Is our economic situation really comparable to the 1920s?

As nice as it is to picture the world emerging from the pandemic and entering a decade-long golden era of economic prosperity, it could be argued that our economic situation is much more comparable to that of the late 1920s and we all know what happened then…

In today’s markets, we are seeing examples of asset price bubbles which occur when market participants drive stock prices and the price of other assets above their intrinsic value. The period leading up to the Wall Street Crash of 1929 and the Dot com bubble just before the millennium are two examples. Prior to both of these economic events, prices were driven by speculation around new technologies with investment pouring into these sectors.
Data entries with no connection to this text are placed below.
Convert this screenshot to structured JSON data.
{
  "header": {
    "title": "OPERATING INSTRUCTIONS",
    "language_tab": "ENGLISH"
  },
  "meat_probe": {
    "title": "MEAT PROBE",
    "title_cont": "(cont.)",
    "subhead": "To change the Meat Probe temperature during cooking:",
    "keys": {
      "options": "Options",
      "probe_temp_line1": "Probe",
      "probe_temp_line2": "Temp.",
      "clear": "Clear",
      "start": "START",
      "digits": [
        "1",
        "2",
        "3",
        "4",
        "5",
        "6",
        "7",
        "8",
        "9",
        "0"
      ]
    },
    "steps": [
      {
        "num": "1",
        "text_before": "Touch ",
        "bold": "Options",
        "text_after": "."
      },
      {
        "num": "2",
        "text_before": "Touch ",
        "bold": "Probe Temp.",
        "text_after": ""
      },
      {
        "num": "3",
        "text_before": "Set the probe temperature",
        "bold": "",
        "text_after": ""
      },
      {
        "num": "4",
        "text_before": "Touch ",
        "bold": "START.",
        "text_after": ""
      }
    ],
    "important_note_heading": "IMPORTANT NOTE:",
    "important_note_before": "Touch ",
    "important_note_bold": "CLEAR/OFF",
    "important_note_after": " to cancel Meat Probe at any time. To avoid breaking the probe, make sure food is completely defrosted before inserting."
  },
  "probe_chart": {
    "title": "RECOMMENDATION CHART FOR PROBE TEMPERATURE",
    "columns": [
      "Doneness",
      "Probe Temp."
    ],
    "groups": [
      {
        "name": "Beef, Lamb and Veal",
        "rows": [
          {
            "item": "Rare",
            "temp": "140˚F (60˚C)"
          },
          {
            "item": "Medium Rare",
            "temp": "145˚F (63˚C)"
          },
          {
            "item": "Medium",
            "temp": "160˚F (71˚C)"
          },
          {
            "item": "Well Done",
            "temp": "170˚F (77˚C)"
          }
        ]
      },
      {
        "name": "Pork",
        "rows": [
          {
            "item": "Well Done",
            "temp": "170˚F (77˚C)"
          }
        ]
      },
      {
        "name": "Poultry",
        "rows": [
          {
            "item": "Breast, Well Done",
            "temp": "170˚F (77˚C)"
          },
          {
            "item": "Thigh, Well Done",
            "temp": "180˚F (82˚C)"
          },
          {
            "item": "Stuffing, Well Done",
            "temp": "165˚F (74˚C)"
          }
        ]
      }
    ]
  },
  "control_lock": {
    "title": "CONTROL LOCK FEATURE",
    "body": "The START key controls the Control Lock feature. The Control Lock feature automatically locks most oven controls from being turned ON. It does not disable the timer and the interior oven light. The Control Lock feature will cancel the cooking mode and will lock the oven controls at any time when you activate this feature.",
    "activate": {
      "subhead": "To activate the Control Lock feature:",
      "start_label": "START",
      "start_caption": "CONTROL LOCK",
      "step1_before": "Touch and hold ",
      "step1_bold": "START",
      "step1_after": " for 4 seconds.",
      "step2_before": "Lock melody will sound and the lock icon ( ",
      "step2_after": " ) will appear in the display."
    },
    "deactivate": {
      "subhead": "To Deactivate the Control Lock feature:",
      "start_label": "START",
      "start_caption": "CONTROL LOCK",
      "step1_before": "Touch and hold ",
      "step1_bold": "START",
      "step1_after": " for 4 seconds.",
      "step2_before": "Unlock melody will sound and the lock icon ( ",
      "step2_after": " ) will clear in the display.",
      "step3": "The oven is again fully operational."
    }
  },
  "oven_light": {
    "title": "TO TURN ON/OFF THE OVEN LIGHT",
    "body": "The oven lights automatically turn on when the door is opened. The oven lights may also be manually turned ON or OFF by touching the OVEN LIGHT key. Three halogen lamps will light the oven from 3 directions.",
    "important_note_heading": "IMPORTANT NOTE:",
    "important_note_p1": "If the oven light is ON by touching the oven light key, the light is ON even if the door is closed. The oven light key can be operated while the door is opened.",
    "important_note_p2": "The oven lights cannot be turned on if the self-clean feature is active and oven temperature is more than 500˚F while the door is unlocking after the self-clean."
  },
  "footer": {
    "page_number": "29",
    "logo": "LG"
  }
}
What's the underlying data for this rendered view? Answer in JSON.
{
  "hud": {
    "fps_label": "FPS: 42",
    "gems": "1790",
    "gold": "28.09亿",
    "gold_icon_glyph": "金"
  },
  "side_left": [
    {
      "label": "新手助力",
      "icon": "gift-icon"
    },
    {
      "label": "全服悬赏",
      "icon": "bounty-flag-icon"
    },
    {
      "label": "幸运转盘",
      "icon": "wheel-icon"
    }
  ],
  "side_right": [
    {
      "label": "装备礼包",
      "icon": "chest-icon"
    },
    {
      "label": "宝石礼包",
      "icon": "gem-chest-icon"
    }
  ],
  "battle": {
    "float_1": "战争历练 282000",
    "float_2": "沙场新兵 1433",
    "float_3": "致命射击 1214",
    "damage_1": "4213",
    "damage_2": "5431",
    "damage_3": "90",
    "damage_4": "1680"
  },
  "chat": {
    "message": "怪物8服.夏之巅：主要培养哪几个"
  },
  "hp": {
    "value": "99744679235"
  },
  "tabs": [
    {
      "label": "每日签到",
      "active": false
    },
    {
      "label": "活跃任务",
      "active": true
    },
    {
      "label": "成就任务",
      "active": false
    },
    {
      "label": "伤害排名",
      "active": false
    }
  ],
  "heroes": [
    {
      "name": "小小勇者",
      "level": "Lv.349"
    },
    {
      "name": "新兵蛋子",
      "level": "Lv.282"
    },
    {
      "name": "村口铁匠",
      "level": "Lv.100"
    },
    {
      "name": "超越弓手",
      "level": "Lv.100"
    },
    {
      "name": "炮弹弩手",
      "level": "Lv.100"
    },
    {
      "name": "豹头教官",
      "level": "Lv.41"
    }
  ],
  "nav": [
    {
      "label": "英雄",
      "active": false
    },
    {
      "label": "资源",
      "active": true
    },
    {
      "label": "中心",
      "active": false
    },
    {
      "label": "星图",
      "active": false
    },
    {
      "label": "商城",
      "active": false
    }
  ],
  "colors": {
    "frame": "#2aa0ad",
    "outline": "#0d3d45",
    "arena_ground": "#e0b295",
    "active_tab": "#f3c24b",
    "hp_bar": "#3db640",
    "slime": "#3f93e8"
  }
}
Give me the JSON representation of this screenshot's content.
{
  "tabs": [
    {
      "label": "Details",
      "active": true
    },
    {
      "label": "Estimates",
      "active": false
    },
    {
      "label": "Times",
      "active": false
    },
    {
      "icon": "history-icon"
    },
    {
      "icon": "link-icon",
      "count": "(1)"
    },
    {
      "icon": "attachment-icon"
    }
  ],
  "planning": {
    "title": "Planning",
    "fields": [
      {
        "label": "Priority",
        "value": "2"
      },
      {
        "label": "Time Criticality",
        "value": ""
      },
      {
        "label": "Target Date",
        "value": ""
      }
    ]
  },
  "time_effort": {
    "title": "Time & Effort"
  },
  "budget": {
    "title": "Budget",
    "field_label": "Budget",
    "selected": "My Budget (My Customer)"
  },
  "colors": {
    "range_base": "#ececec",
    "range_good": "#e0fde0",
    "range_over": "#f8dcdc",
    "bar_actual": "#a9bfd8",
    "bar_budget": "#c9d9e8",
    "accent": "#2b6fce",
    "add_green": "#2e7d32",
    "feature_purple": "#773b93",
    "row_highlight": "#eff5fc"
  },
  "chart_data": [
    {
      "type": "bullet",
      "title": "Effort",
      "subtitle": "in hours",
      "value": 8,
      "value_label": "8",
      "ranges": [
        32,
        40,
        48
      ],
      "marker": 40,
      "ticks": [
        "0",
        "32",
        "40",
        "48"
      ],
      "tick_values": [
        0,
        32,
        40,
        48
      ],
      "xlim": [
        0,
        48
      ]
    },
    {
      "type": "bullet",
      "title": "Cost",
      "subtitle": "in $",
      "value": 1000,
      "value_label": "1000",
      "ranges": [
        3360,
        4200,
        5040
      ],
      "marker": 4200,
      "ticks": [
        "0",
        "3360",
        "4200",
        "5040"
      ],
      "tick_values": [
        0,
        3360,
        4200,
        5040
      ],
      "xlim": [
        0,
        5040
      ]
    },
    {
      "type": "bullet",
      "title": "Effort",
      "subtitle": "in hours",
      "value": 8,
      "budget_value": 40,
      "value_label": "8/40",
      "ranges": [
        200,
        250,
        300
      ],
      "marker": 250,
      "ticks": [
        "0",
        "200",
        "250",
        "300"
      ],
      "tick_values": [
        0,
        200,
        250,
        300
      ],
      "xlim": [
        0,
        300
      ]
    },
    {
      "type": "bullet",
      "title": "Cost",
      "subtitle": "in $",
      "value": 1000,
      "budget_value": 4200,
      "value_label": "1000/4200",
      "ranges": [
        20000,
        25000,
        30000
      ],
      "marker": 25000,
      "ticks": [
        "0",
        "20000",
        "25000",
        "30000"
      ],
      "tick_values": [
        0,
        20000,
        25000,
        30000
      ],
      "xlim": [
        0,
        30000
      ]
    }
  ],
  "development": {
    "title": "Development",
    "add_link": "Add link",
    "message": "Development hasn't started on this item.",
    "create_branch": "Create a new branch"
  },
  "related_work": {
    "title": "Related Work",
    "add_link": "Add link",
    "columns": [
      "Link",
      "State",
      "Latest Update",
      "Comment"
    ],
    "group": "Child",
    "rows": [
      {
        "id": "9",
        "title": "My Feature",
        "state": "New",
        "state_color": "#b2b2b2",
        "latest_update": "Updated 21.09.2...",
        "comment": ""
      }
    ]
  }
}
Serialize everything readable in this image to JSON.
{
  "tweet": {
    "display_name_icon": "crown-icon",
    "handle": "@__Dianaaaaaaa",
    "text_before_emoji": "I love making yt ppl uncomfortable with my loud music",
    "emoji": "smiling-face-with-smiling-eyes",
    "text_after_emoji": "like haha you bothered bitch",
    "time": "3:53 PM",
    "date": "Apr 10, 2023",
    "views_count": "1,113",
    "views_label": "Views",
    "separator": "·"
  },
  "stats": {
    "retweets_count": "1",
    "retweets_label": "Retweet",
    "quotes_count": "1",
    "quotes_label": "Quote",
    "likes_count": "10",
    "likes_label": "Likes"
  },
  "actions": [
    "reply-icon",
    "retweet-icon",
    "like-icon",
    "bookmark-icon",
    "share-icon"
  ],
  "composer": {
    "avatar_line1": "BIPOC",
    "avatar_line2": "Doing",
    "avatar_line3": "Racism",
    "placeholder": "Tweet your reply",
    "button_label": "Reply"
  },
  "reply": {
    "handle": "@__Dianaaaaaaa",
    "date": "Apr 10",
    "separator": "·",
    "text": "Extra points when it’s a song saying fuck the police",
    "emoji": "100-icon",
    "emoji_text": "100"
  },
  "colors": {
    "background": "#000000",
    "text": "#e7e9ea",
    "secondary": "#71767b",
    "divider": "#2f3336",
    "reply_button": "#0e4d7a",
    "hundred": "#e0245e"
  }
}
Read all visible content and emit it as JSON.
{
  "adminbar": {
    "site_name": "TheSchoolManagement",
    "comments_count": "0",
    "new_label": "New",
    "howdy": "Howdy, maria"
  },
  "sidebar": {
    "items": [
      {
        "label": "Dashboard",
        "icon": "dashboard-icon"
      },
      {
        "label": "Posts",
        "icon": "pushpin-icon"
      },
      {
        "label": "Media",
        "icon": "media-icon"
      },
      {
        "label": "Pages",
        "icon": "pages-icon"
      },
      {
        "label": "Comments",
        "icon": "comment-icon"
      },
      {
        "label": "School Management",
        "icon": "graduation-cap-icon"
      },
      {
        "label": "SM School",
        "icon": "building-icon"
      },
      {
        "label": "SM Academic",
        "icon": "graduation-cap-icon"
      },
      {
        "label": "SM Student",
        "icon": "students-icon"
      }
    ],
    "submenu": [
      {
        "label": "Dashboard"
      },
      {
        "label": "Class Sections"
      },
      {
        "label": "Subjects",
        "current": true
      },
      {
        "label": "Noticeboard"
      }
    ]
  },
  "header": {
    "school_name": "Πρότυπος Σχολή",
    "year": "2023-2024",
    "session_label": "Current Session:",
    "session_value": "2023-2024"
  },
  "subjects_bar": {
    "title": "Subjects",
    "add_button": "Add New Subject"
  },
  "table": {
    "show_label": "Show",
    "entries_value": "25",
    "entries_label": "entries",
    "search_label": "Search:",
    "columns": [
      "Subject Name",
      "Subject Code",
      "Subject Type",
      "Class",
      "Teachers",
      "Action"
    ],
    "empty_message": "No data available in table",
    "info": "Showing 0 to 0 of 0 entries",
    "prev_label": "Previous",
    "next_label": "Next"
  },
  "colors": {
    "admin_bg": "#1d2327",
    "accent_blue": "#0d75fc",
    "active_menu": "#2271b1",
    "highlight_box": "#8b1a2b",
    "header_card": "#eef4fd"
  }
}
In 2021, there are similar things happening. Elon Musk’s TESLA for example has soared by more than 700% in the last year. Similarly, investment into cryptocurrency has far exceeded any other asset class, with bitcoin’s value rising 600% in just a year. Even Doge Coin, which was originally created as a tongue-in-cheek reaction to the hype surrounding Bitcoin, has soared following endorsement from Elon Musk on Twitter over the last few months (see below graph).


In summary, of course there is going to be a short-term ‘Roaring 20s’ style revival of the likes of the hospitality, retail and travel sectors. People will emerge from lockdown eager to enjoy themselves and are likely to spend at least a small portion of their savings on the fun they have been deprived of for over a year. This pent-up demand will likely fuel a short-term boost to businesses in certain sectors, but whether it can sustain the economy for an entire decade is yet to be seen.

Disclaimer: The views, thoughts and opinions expressed within this article are those of the author, and not those of any company within the Capital International Group (CIG) and as such are neither given nor endorsed by CIG. Information in this article does not constitute investment advice or an offer or an invitation by or on behalf of any company within the Capital International Group of companies to buy or sell any product or security or to make a bank deposit.